Cardiovascular Disease Clinical Trial
Official title:
Insomnia and Cardiovascular Diseases: Influence of Behavioral Treatments and Preferences
Research has shown that persons who have trouble sleeping and experience stress are at risk of developing heart diseases. Two treatments, called stimulus control instructions and sleep efficiency treatment, that do not involve sleeping pills, have been found effective in managing trouble sleeping. This study will be undertaken to find out if the two treatments are effective in improving sleep, and reducing stress and the risk of heart diseases. Persons with trouble sleeping may have a preference for either treatment. It is believed that if persons get the treatment they prefer, then they will be satisfied with the treatment and comply with it, and experience improvement in their sleep.

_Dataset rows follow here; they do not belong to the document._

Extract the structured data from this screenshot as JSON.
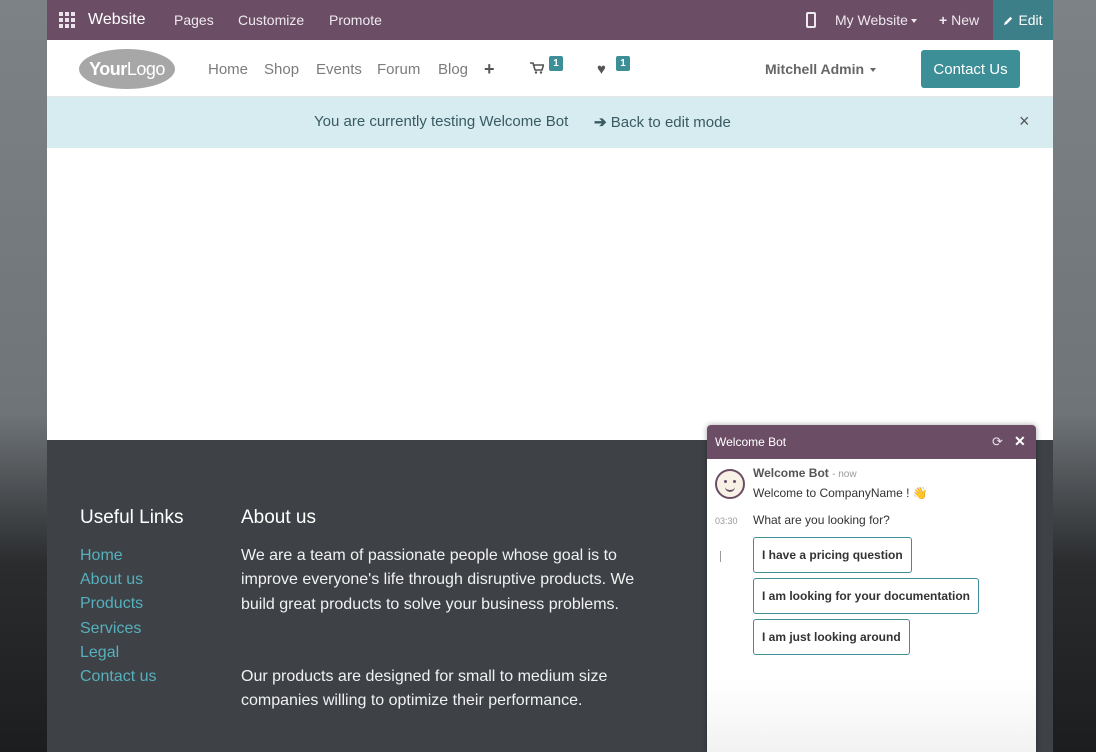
{
  "adminbar": {
    "brand": "Website",
    "menu": [
      "Pages",
      "Customize",
      "Promote"
    ],
    "website_selector": "My Website",
    "new_label": "New",
    "edit_label": "Edit",
    "icons": [
      "apps-grid-icon",
      "mobile-preview-icon",
      "plus-icon",
      "pencil-icon"
    ]
  },
  "navbar": {
    "logo": {
      "bold": "Your",
      "light": "Logo"
    },
    "links": [
      "Home",
      "Shop",
      "Events",
      "Forum",
      "Blog"
    ],
    "cart_count": "1",
    "wishlist_count": "1",
    "user": "Mitchell Admin",
    "contact_label": "Contact Us"
  },
  "banner": {
    "message": "You are currently testing Welcome Bot",
    "back_label": "Back to edit mode",
    "close": "×"
  },
  "footer": {
    "useful_links_title": "Useful Links",
    "useful_links": [
      "Home",
      "About us",
      "Products",
      "Services",
      "Legal",
      "Contact us"
    ],
    "about_title": "About us",
    "about_p1": "We are a team of passionate people whose goal is to improve everyone's life through disruptive products. We build great products to solve your business problems.",
    "about_p2": "Our products are designed for small to medium size companies willing to optimize their performance."
  },
  "chat": {
    "title": "Welcome Bot",
    "author": "Welcome Bot",
    "author_time": "now",
    "welcome": "Welcome to CompanyName ! 👋",
    "timestamp": "03:30",
    "question": "What are you looking for?",
    "options": [
      "I have a pricing question",
      "I am looking for your documentation",
      "I am just looking around"
    ]
  },
  "colors": {
    "admin_bar": "#6b4e66",
    "accent": "#3d8f97",
    "banner": "#d6ecf1",
    "footer": "#3e4247",
    "link": "#56b0bd"
  }
}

This study will also examine the extent to which giving persons the treatment of their choice, as compared to giving persons treatment based on chance, will lead to higher satisfaction and compliance with treatment, and improved sleep. About 300 persons who experience trouble sleeping will be included in the study. They will be requested to complete a questionnaire and a sleep diary before and after they receive treatment, as well as 6 month and one year later.
Status | Completed |
Enrollment | 204 |
Est. completion date | March 2013 |
Est. primary completion date | March 2013 |
Accepts healthy volunteers | Accepts Healthy Volunteers |
Gender | Both |
Age group | 40 Years and older |
Eligibility |
Inclusion Criteria: Persons with insomnia will be eligible for the study if they: 1. are community-dwelling, non-institutionalized middle-aged or older adults (> 40 years of age), 2. have the ability to read and write English (required for providing written consent), and 3. complain of difficulty initiating and/or maintaining sleep, manifested in sleep onset latency and/or time awake after sleep onset of 30 minutes or more per night, for a minimum of 3 nights per week, for a duration of at least 6 weeks (NIH, 2005), ascertained with relevant questions of the Insomnia Interview Schedule (Morin, 1993). Persons with insomnia will be selected if their insomnia is primary (i.e., not related to any other condition), or comorbid associated with pre-existing cardiovascular disease, anxiety, and depression only. Exclusion Criteria: 1. cognitive impairment as ascertained by the Mini-Mental State Exam (MMSE) score < 24 (Crum et al., 1993); cognitive impairment interferes with participants' understanding of, and ability to implement the behavioral interventions; and 2. confirmed medical diagnosis and current treatment for sleep apnea as reported by participants; SCI and SRT are not recommended for sleep apnea. |
Allocation: Randomized, Endpoint Classification: Efficacy Study, Intervention Model: Factorial Assignment, Masking: Open Label, Primary Purpose: Treatment
Country | Name | City | State |
---|---|---|---|
n/a |
Lead Sponsor | Collaborator |
---|---|
Ryerson University |
Ibrahim S, Sidani S. Preferences for behavioral therapies for chronic insomnia. Health 5(11): 1784-1790, 2013.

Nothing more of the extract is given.